Health & Exercise Monthly Update ~ TWO

I would like to start this post and say that for the last FOUR weeks I have been hard at work on my health and exercise goals but that will be telling fibs. Ever since my last 2x 5k runs I did last month I have not attempted to do another because the pain my poor old legs felt it was like no other. I was sore for a week at least before I started to feel like me again, I am sure those of you who do exercise are saying I should have continued and persevered through and continue as it would get better but after my first then my second heart attack (self-diagnosis) I do not think I will be taking 5k’s easily any more. My biggest mistake was pushing myself too soon without doing the basics, I have not run for over 3 years now and then I got and do 5k without stopping let me just say big mistake huge. I should have paced myself and taken time to realise that my fitness levels from 3 years ago are not the same today especially since I do not really do any exercises.

So let us just say lesson learned and running on hold (if not permanently).
In the first healthy & exercise monthly update I shared with you my plans for getting back to my normal size of 65kilos. Though I have not done much of any of the ideas I shared I have been implementing more of meal planning and healthy eating. It is not easy to do healthy eating 24/7 with my 9-5 with managing two blogs, I am not saying impossible just saying not easy for me.
For the last two weeks I have been preparing overnight oats for my breakfast and honestly its the best decision ever, I have saved up so much time with overnight oats and since they are so easy to make it’s awesome.
I have not yet started the shakeology nor the T-25 but my DVDs and shake have arrived and can not wait to begin.

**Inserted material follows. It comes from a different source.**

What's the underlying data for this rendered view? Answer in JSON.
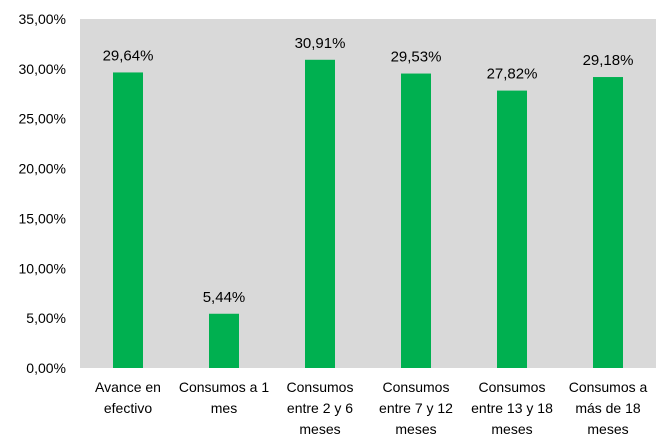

I am on holiday for a week and then busy with my brother’s wedding plus moving so I am hoping to start the two programs at the end of May instead.
I have not really been drinking enough water or keeping myself hydrated enough unless tea counts as hydration then I am good. I am not really a water drinker unless flavoured water so I struggle a lot, my infuser bottle I shared in my first monthly post has been helpful but only when I have fruits left over from my overnight oats to use for water do I have it done.
As I have mentioned above, meal planning is going great. I cook once a week for the entire week and I switch up the sides to the dish I have prepared to give me variety and I love it.
If I do not cook in advance I have simple and easy to make meals but definitely staying away from the ready meals and takeaway.
Health Stats
75Kg (was 78 kg last month)
170m height
12-14 size.
I can see the change in myself with my healthy eating and I know once I start adding exercise I will be able to reach my goal before my next major holiday.
How are you doing with your health & exercise this month?